Tuesday, September 29, 2009

Database Cleanup: Metrics

Before my current refactor/redesign goes to production, I would like to capture some metrics. I'm fairly limited in what I can actually do (i.e. I can't use DBMS_PROFILER in production).

So far, this is what I have come up with:

1. Lines of Code (LOC) - I don't believe this is necessarily a reflection of good or bad code. For instance, I can take that 2 line INSERT statement and turn it into 20 lines.

Was
INSERT INTO my_table(id, col1, col2, col3, col4, col5, col6, col7, col8, col9 )
VALUES ( 1, 2, 3, 4, 5, 6, 7, 8, 9, 10 );
Is
INSERT INTO my_table
( id,
col1,
col2,
col3,
col4,
col5,
col6,
col7,
col8,
col9 )
VALUES
( 1,
2,
3,
4,
5,
6,
7,
8,
9,
10 );
That's a pretty sane example. The 2 line version isn't all that bad, but it does run off the page. The point I am trying to make is that "cleaning" up can actually add more lines to your code.

In my opinion, when more than one person is going to support the code, readability is a nice thing. Whether or not you like my style, it is (more) readable. So LOC is not necessarily a great metric, but it can give you an idea which way you are going (after it has been properly formatted anyway).

2. COMMITs - Many argue that there should (almost) never be commits (an exception is logging with the AUTONOMOUS_TRANSACTION pragma) in the database. The calling application should perform the commits. Unfortunately that general rule is not always followed. I've added it to my list of metrics because it is pertinent to our environment. Of course I have gone to great pains to make sure that the removal of one commit will not impact the entire system...that possibility does exist when you have commits everywhere.

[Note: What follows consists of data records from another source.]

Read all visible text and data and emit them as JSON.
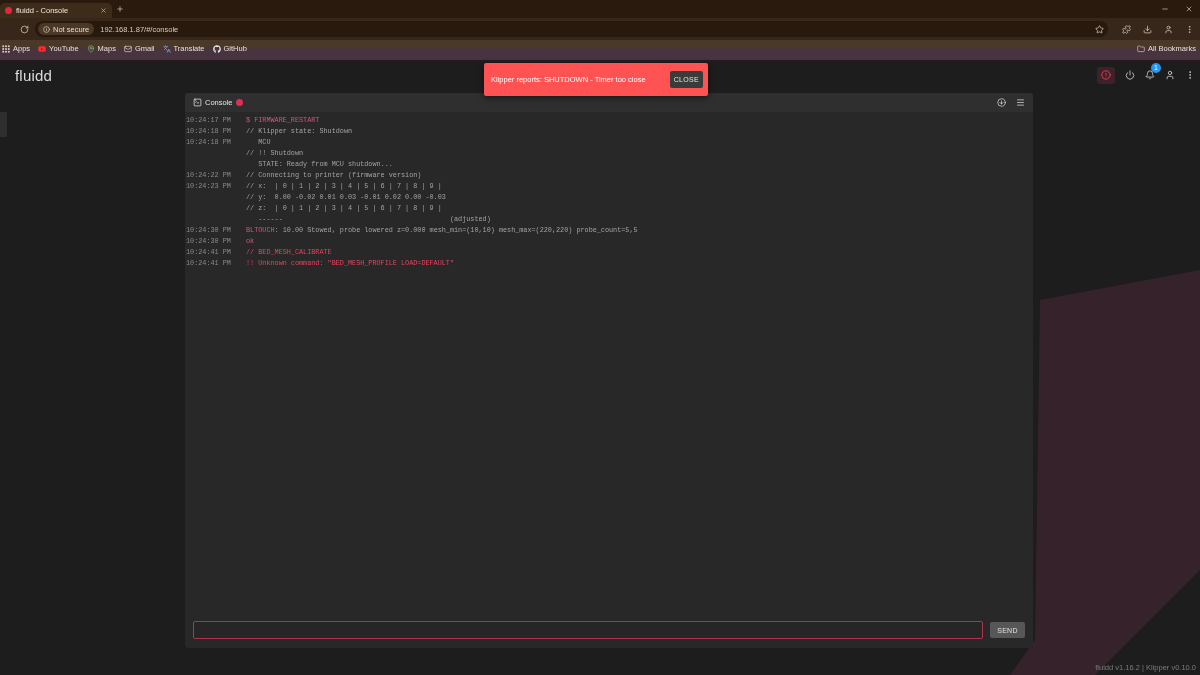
{
  "browser": {
    "tabs": [
      {
        "title": "fluidd - Console",
        "selected": true
      }
    ],
    "address_bar": {
      "security_chip": "Not secure",
      "url": "192.168.1.87/#/console"
    },
    "bookmarks": [
      {
        "kind": "apps",
        "label": "Apps"
      },
      {
        "kind": "video",
        "label": "YouTube"
      },
      {
        "kind": "map",
        "label": "Maps"
      },
      {
        "kind": "mail",
        "label": "Gmail"
      },
      {
        "kind": "translate",
        "label": "Translate"
      },
      {
        "kind": "code",
        "label": "GitHub"
      }
    ],
    "all_bookmarks": "All Bookmarks"
  },
  "header": {
    "logo": "fluidd",
    "notification_count": "1"
  },
  "snackbar": {
    "message": "Klipper reports: SHUTDOWN - Timer too close",
    "action": "CLOSE"
  },
  "console": {
    "title": "Console",
    "entries": [
      {
        "time": "10:24:17 PM",
        "kind": "command",
        "lines": [
          "$ FIRMWARE_RESTART"
        ]
      },
      {
        "time": "10:24:18 PM",
        "kind": "response",
        "lines": [
          "// Klipper state: Shutdown"
        ]
      },
      {
        "time": "10:24:18 PM",
        "kind": "response",
        "lines": [
          "   MCU",
          "// !! Shutdown",
          "   STATE: Ready from MCU shutdown..."
        ]
      },
      {
        "time": "10:24:22 PM",
        "kind": "response",
        "lines": [
          "// Connecting to printer (firmware version)"
        ]
      },
      {
        "time": "10:24:23 PM",
        "kind": "response",
        "lines": [
          "// x:  | 0 | 1 | 2 | 3 | 4 | 5 | 6 | 7 | 8 | 9 |",
          "// y:  0.00 -0.02 0.01 0.03 -0.01 0.02 0.00 -0.03",
          "// z:  | 0 | 1 | 2 | 3 | 4 | 5 | 6 | 7 | 8 | 9 |",
          "   ------                                         (adjusted)"
        ]
      },
      {
        "time": "10:24:30 PM",
        "kind": "tagged",
        "tag": "BLTOUCH",
        "lines": [
          ": 10.00 Stowed, probe lowered z=0.000 mesh_min=(10,10) mesh_max=(220,220) probe_count=5,5"
        ]
      },
      {
        "time": "10:24:30 PM",
        "kind": "command",
        "lines": [
          "ok"
        ]
      },
      {
        "time": "10:24:41 PM",
        "kind": "error",
        "lines": [
          "// BED_MESH_CALIBRATE"
        ]
      },
      {
        "time": "10:24:41 PM",
        "kind": "error",
        "lines": [
          "!! Unknown command: \"BED_MESH_PROFILE LOAD=DEFAULT\""
        ]
      }
    ],
    "command_input": {
      "focused": true
    },
    "send_button": "SEND"
  },
  "footer": {
    "version": "fluidd v1.16.2 | Klipper v0.10.0"
  }
}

3. Text - This was a real stretch. What is the size of the individual procedure, package or function? I wouldn't have considered it (I never have until now), but I was desperate to define something...anything. How do you determine that?
SELECT name, type, SUM( LENGTH( text ) ) t
FROM dba_source
WHERE owner = 'MY_OWNER'
AND name = 'MY_NAME';


4. Dependencies - Also known, to me, as modular code. Why have 200 INSERT statements into a single table when you could wrap that up into a single procedure and call that? If you add a column, you'll still have to go through and fix all those occurences (if it's not defaulted to something). But if you remove a column from that table, it can easily be hidden from the calling code, thus you only have to change it in one place. Of course you wouldn't want to leave it there forever, but it can be done piece-meal, bit by bit as you work on affected parts.

Have you ever thought about this before? What kind of metrics would you suggest? I know mine are a bit of a stretch...so please share.

3 comments:

Oracle Mike said...

Hey Chet,

Would this work for you for #3:

select
type,name,count(0) cnt
,sum(length(text)) len_text
,round(avg(length(text)),0) avg_text_len
from
dba_source group by type,name

Oracle Mike said...

OK...some thoughts on things not related to metrics you've already thought about:
dbname (e.g., report title)
dbsize
number of each kind of object (table, procedure, type, etc.)
size of each object (rows, columns for table, rows of text for types, procedures, views, etc.)
list of each type under it's "type" heading ("type" heading being table, procedure, type, etc.) alphabetically listed
list of each type whose name is related to another object of same type (yeah, algorithm required to match partial name matches, e.g., TBL_EMPLOYEE vs. TBL_EMPLOYEE_NAME or PRC_GET_SALARY vs. PRC_EMP_SALARY) so you can chase down dead wood/duplicate data/code
Your "commit" idea brings up another idea, too. Let's say you'd like to know how the code overall is structured. In that case, I might target keywords like EXECUTE IMMEDIATE, INSERT, UPDATE, DELETE, TRUNCATE, CURSOR, DBMS_OUTPUT, AUTONOMOUS_TRANSACTION, RAISE, COMMIT ... OK, you get the idea. Whatever keyword you're interested in, search the code base of the db for each keyword, list the procedure, function, type, package, etc. the keyword occurs in with the count of instances in that procedure, etc. that the keyword occurs. Of course, you could also list the line of code in drill down fashion where the keyword occurs if you're in the mood to get fancy.
Last time I made an entry here in your blog I think I really missed the mark on what the subject matter was (occurred to me the next day!). Something abour %ROWTYPE. Hope I'm closer this time.

Boneist said...

Personally, I don't think relying on metrics is all that useful. I agree that code should be readable - after all, it's written once, amended infrequently but read lots.

A good site for refactoring ideas is http://www.refactoring.com/catalog/index.html (although it's not PL/SQL based, the ideas can be transferred).

If you have access to Toad, that has CodeXpert, which can be used to go through the code and does pop out a number at the end, as well as various warnings, etc. I don't use it all that much - it's usually painfully obvious when code is badly written!

Nothing beats a decent code review...